A 150-year existence brings a great deal of defining moments along with it.



Some of those moments carry joy and victory.

In 1953, the baseball team won its first state championship in school history. It then went on to win the next four consecutive state championships. At the conclusion of its 1959 season, the football program won its first state championship under the leadership of legendary Head Coach Lucas “Buddy” Marcello, the namesake of the Terrier’s stadium. Most recently, the school has boasted championships in soccer, volleyball, cheerleading, band and more.

Of course, a school isn’t complete without beloved traditions, both old and new, that leave lifelong memories.



“The first year that we brought back the bonfire and that homecoming pep rally at night, that will always be a special memory,” Gueldner says. “The amount of community participation we had that night, the looks on people’s faces, just the number of people that showed up and just the excitement surrounding that night…those are the nights why you do this job.”

In the midst of the good times, though, come challenges as well.

Most recently, the school has faced its greatest challenge in the last few years with the effects of the ongoing COVID-19 pandemic.



For a school that has survived the yellow fever epidemic, global conflicts, the Great Depression and other economic recessions, devastating hurricanes and more, though, there is always hope.

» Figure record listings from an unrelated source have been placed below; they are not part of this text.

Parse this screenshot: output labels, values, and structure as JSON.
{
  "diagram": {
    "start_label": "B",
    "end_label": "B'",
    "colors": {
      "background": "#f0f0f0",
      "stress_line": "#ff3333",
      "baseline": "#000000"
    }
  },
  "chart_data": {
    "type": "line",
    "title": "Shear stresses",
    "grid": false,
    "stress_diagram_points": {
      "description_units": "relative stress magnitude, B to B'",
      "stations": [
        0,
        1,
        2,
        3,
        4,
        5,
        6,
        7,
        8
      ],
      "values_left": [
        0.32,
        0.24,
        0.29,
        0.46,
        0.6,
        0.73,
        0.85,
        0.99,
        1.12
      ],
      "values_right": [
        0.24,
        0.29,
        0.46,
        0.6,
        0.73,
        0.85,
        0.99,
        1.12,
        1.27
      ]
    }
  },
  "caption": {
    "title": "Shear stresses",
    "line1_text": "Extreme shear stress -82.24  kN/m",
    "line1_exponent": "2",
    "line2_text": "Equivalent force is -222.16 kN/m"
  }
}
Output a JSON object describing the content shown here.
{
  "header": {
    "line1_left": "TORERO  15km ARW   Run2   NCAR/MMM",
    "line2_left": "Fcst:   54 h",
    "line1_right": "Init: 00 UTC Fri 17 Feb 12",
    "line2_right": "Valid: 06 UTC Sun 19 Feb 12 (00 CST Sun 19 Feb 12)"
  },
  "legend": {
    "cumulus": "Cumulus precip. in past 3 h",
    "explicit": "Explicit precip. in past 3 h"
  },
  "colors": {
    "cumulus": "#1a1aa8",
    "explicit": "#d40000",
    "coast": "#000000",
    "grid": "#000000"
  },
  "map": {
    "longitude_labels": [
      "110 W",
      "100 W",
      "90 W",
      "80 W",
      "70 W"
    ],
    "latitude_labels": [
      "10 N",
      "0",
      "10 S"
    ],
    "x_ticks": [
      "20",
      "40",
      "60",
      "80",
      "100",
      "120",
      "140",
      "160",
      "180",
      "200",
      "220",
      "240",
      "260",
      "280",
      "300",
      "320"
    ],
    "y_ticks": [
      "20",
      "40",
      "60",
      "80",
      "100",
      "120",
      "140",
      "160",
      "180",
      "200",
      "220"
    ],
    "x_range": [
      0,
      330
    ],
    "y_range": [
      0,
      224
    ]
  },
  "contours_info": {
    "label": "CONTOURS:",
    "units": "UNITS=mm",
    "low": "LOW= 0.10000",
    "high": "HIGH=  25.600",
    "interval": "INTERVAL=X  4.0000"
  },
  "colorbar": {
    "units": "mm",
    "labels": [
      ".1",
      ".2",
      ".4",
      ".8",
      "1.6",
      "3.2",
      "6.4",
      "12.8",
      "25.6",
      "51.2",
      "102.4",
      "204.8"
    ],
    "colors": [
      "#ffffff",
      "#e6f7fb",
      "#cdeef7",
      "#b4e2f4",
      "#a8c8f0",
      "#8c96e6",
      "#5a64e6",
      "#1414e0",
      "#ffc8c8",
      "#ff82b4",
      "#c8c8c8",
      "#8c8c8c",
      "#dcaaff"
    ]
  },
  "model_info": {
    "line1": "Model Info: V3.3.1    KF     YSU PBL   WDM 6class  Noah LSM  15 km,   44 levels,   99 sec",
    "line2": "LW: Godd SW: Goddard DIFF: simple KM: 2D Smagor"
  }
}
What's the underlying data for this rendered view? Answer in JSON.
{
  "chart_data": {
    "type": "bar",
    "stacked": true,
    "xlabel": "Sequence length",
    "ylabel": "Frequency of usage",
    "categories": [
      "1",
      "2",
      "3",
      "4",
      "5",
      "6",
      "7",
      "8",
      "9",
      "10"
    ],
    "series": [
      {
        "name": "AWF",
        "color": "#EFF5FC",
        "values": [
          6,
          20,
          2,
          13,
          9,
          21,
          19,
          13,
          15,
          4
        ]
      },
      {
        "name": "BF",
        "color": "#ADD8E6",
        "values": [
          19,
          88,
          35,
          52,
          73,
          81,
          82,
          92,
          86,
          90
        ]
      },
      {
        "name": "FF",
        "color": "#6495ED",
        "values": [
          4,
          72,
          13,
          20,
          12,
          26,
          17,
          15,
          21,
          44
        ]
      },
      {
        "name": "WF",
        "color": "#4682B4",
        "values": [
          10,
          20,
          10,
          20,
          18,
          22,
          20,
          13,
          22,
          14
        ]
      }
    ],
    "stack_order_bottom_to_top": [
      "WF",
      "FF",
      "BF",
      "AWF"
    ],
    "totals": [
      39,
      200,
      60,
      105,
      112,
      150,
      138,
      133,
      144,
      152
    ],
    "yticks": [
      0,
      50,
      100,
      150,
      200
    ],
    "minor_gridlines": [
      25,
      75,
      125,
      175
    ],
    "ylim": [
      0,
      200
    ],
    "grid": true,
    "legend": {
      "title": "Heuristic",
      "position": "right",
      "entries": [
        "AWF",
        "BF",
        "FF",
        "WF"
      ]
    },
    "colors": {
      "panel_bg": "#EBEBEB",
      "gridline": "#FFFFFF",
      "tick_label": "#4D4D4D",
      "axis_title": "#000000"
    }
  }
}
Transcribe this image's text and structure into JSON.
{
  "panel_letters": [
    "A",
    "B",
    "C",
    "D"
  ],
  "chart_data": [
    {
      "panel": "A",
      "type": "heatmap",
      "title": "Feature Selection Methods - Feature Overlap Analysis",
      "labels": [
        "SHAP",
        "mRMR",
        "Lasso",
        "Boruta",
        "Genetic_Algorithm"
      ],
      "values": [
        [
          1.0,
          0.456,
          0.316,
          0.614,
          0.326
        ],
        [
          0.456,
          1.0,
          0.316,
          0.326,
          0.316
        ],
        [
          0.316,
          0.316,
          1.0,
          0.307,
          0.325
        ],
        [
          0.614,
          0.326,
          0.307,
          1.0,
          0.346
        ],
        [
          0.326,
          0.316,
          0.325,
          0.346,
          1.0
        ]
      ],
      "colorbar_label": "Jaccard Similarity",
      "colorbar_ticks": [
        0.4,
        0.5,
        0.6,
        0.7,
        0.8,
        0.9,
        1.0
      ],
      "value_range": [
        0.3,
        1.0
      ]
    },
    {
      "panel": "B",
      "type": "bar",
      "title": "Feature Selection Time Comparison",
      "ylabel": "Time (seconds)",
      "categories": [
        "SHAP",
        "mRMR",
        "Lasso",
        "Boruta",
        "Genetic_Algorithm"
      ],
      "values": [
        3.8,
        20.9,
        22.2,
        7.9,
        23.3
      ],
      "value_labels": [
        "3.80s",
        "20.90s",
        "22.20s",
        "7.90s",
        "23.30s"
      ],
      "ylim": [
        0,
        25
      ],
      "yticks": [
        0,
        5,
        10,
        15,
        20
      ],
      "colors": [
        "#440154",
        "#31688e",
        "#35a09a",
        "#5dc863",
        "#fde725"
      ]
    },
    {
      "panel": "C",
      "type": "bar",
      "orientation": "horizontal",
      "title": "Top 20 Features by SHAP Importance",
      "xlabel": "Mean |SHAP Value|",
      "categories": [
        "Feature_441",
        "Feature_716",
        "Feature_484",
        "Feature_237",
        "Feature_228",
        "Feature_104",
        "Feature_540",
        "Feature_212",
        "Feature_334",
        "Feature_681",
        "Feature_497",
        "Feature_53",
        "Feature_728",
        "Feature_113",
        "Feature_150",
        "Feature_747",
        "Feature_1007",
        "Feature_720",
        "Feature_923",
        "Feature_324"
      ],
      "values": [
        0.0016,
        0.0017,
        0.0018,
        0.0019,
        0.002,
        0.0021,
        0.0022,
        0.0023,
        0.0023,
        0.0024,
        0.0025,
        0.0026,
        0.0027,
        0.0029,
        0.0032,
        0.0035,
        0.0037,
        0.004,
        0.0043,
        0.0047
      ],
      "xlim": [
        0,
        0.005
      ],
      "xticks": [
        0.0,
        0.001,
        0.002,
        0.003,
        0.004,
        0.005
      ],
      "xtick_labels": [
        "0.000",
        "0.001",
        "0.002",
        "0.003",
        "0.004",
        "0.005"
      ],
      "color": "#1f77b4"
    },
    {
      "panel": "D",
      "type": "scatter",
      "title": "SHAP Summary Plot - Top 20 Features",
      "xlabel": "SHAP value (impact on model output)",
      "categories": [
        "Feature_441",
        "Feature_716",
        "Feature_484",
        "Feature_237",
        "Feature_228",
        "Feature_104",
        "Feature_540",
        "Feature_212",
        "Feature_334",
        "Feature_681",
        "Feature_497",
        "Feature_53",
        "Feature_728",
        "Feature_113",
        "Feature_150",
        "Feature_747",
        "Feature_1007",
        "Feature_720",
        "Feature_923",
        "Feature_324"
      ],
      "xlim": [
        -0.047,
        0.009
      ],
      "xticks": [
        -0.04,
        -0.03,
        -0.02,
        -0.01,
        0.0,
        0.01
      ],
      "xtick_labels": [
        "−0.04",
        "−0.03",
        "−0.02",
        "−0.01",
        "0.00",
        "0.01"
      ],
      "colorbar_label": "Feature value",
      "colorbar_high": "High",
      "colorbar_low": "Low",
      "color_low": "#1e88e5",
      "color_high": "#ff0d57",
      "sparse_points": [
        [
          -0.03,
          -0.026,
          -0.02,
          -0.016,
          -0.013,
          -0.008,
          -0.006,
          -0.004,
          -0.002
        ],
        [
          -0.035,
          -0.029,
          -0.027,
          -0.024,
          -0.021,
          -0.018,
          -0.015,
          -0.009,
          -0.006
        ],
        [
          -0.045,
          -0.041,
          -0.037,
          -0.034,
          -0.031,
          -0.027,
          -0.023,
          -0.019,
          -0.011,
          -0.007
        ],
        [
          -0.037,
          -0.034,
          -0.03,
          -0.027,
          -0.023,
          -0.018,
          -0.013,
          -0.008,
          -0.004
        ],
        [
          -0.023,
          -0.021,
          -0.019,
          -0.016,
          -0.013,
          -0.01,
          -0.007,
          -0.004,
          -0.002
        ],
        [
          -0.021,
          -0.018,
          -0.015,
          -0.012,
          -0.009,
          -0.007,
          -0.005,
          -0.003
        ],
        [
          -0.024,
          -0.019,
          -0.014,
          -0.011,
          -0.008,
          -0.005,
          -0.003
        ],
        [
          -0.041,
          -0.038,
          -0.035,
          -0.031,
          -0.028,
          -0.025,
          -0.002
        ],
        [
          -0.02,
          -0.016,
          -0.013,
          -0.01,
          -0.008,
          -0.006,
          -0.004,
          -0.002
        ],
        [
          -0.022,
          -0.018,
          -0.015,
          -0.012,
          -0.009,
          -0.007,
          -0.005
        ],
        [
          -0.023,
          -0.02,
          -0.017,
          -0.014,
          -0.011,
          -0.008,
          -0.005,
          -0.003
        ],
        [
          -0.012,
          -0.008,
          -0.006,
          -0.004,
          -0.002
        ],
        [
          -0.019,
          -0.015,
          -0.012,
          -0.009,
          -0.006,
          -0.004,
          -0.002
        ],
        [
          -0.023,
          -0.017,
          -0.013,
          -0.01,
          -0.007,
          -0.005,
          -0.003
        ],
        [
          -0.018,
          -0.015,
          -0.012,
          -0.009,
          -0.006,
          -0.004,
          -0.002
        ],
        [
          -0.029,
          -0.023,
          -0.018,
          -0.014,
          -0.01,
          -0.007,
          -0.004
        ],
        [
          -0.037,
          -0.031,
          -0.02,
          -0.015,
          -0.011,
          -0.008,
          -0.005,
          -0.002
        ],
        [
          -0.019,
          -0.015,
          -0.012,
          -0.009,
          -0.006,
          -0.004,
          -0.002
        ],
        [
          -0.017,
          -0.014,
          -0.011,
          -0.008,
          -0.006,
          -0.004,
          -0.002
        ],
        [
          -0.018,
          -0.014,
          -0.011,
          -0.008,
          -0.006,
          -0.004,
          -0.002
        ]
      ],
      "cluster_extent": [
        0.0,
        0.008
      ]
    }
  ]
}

“It’s incredible when you look back and realize that this school and the history of this school has spanned two world wars [and] multiple conflicts. If you just think about the history of our country since 1870…you realize that this school has been present for all of those incredible moments in history,” Gueldner says.

“Sometimes we as a faith community are best when things are at their worst,” Boudreaux says. “I remember how, as a community, we respond to tragedy, but I also have some very poignant memories of how, as a community, we reacted to triumphs…Listening to some of the students from years ago, [and] they relive that, I think they’re drawn to triumphs and tragedies.”



As VCHS faces new challenges and experiences new joys into its future, its legacy will live on through the shared vision of those who are a part of it, Boudreaux and Gueldner say.

“The only thing I think that’s certain is that the world changes. In 150 years, the world has changed. In one way, we’ve remained the same because it’s the same message of Christ, but what sets Vandebilt apart is that we’re willing to change to make sure that our students are prepared for the world of today and tomorrow,” Boudreaux says.